Si alguna vez te preguntaste por qué a veces el dinero “vale más” o “vale menos”, o por qué tu inversión hoy te paga menos que hace un año, la respuesta está en algo que todos vivimos, pero pocos entendemos: los ciclos económicos.
Un ciclo económico es como el ritmo natural de la economía: hay momentos de crecimiento, momentos de enfriamiento, y otros de recuperación. Son como estaciones del año que marcan cómo se comportan variables clave como el crédito, el consumo, la inversión y, sí, las tasas de interés o rendimientos estimados de los fondos de inversión.
Ecuador y su propio ciclo: ¿qué está pasando ahora?
Durante la pandemia, la economía se contrajo, el consumo cayó y, por primera vez, muchos ecuatorianos ahorraron “a la fuerza”. No había en qué gastar. Eso generó una sensación de alta liquidez, pero no porque hubiera más dinero productivo, sino porque la actividad se frenó.
Con esa liquidez en el sistema, las tasas de captación subieron: los bancos querían atraer esos ahorros. Pero ahora que el consumo se recuperó, la liquidez real está bajando, y el crédito vuelve a tomar protagonismo. Una economía sana necesita crédito, y buen crédito depende de buenas tasas para impulsar productividad en el mercado.
Antes del 2016, el sistema financiero ecuatoriano funcionaba casi exclusivamente con recursos locales. Hoy, está trayendo dinero del exterior: bancos de desarrollo, multilaterales y entidades privadas están prestando a Ecuador para inyectar recursos al sistema.

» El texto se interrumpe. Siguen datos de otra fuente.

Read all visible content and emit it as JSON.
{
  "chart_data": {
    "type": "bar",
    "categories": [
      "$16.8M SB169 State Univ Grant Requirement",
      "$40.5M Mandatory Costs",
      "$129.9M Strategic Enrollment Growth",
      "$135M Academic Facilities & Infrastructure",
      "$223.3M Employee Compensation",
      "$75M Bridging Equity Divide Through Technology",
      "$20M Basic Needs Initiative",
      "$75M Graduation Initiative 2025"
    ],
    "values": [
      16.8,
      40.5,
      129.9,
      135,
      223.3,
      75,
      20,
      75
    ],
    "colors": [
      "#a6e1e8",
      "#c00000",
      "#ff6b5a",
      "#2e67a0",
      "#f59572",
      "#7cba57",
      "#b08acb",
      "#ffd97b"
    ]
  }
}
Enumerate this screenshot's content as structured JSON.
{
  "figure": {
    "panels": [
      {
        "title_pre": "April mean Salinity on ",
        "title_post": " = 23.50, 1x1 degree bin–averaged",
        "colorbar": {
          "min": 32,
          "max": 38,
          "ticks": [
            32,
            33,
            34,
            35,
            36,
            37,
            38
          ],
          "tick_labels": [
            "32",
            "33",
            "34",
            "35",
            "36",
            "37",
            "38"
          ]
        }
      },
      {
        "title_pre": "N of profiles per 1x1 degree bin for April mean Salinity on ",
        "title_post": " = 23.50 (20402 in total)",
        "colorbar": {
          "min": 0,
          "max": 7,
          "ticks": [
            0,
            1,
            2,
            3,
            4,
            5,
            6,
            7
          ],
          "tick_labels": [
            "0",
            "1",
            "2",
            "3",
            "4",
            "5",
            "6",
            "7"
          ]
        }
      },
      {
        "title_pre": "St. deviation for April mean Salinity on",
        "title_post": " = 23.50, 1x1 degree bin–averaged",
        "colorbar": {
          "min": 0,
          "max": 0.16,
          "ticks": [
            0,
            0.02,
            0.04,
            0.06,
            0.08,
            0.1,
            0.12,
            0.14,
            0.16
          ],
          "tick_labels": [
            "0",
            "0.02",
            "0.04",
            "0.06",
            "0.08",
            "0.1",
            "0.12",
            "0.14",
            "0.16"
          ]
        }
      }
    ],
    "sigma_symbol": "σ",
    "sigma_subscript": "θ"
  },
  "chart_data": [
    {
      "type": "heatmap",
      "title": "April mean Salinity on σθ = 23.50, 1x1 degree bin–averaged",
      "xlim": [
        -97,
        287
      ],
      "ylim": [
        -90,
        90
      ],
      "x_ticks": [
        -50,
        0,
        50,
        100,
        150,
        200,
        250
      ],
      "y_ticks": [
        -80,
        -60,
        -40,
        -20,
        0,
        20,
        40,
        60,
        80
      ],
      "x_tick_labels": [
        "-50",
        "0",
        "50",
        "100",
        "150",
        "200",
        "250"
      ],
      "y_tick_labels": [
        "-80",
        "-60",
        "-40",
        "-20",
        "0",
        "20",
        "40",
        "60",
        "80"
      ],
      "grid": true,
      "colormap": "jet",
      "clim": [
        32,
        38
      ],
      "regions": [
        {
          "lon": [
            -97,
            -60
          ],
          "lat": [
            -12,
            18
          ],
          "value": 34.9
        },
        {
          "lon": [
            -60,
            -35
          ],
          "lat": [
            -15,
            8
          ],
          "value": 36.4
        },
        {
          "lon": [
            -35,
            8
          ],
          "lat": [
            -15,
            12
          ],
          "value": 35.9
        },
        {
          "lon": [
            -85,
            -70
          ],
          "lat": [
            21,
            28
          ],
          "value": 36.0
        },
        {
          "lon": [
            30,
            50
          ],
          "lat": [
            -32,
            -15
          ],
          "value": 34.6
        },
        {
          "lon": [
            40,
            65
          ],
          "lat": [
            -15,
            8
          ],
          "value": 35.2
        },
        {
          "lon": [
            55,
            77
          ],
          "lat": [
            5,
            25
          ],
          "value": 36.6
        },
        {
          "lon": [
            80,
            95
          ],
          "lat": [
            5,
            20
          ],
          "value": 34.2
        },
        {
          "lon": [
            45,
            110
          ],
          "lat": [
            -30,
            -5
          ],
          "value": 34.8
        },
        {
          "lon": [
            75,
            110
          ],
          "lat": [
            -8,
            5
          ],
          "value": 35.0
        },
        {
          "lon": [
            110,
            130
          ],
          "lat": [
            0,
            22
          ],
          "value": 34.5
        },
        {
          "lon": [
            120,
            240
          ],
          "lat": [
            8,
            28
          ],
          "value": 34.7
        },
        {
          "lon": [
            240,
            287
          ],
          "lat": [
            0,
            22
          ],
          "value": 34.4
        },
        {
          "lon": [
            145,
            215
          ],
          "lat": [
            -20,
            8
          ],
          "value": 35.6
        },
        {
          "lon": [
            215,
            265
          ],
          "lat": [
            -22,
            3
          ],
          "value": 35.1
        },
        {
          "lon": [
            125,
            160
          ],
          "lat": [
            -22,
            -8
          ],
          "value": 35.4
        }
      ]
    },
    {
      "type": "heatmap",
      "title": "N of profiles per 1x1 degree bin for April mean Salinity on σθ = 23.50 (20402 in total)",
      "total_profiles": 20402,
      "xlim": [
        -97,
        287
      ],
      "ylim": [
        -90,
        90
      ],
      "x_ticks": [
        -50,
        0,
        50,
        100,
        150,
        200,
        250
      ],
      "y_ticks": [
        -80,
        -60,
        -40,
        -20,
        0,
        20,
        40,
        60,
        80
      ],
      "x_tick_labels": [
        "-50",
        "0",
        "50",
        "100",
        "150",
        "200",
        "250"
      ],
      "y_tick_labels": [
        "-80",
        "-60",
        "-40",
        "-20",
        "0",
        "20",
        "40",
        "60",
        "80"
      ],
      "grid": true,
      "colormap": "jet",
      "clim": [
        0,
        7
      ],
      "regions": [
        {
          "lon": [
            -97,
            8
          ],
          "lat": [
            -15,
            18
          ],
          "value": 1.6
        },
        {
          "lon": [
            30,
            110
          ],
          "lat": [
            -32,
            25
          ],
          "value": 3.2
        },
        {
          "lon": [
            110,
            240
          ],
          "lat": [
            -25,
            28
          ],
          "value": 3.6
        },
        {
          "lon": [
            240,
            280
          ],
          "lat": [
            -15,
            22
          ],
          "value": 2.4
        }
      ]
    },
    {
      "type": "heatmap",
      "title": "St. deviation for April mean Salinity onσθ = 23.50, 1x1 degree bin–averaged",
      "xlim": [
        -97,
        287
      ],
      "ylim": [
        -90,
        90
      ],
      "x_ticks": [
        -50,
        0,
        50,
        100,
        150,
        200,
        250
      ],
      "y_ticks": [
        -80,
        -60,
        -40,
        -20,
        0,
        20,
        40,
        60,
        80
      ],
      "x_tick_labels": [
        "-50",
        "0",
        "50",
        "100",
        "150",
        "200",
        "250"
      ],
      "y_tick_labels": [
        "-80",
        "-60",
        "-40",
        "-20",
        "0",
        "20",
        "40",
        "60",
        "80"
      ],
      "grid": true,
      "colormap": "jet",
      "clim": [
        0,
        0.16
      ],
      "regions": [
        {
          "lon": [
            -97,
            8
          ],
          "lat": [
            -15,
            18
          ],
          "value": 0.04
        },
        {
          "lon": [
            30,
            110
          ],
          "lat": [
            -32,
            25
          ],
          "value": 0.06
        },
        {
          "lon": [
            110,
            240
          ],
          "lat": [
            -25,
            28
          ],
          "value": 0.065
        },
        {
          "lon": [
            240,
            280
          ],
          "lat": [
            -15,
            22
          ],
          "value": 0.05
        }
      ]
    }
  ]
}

Entonces… ¿por qué bajan las tasas?
Porque el ciclo económico cambió. Ya no hay exceso de liquidez local, el sistema financiero busca fondeo más barato afuera, y las tasas deben equilibrarse para que el crédito fluya sin frenar la inversión ni sobrecalentar el consumo. Esto es clave ya que un buen rendimiento no es la más alto, sino la más sostenible en el tiempo, en especial si tiene el interés compuesto propio de los fondos de inversión, que crecen gracias a la capitalización diaria.
Invertir pensando en ciclos, no en picos
Muchos ahorran esperando el rendimiento más alto. Pero esa lógica es de corto plazo. Lo verdaderamente estratégico es invertir con visión de ciclo. En lugar de correr detrás de una tasa momentánea, lo inteligente es posicionar tu dinero en productos que generen rentabilidad sostenida, alineada al comportamiento económico de largo plazo.
Porque el dinero cambia de valor. Y quien lo entiende, negocia mejor, invierte mejor y construye patrimonio incluso cuando el ciclo cambia. Porque el dinero cambia de valor. Y quien lo entiende, negocia mejor, invierte mejor y construye patrimonio incluso cuando el ciclo cambia.
Pero hay algo aún más poderoso que el dinero en el mundo de las inversiones: el tiempo. El dinero se gana, se gasta, va y viene. Pero el tiempo bien aprovechado multiplica cada decisión financiera. Invertir no se trata de perseguir tasas altas momentáneas, sino de tener la visión y la disciplina de dejar que el dinero trabaje por ti, día tras día, año tras año.
Cuando inviertes con paciencia, el interés compuesto se convierte en tu mejor aliado: los rendimientos generan más rendimientos, y lo que hoy parece pequeño, mañana puede volverse extraordinario. Por eso, como bien dice la frase de Peter Lynch, empresario e inversionista estadounidense: “It’s not about timing the market, but about time in the market”. No se trata de adivinar el momento perfecto para entrar o salir, sino de permanecer en el juego el tiempo suficiente para cosechar sus frutos.
El error de muchos inversionistas es querer ganarle al mercado, entrar y salir, esperar “el mejor momento”. Pero incluso los expertos fallan al intentar predecirlo. En cambio, quienes entienden que el verdadero valor está en mantenerse invertido con estrategia, terminan ganando más, con menos estrés y mayor claridad patrimonial.
Así que no pongas tu energía solo en buscar “la mejor tasa del momento”. Mejor pregúntate: ¿cuánto tiempo estás dispuesto a dejar que tu dinero trabaje para ti? Porque ahí está la verdadera magia del crecimiento patrimonial: no en el rendimiento, sino en el tiempo.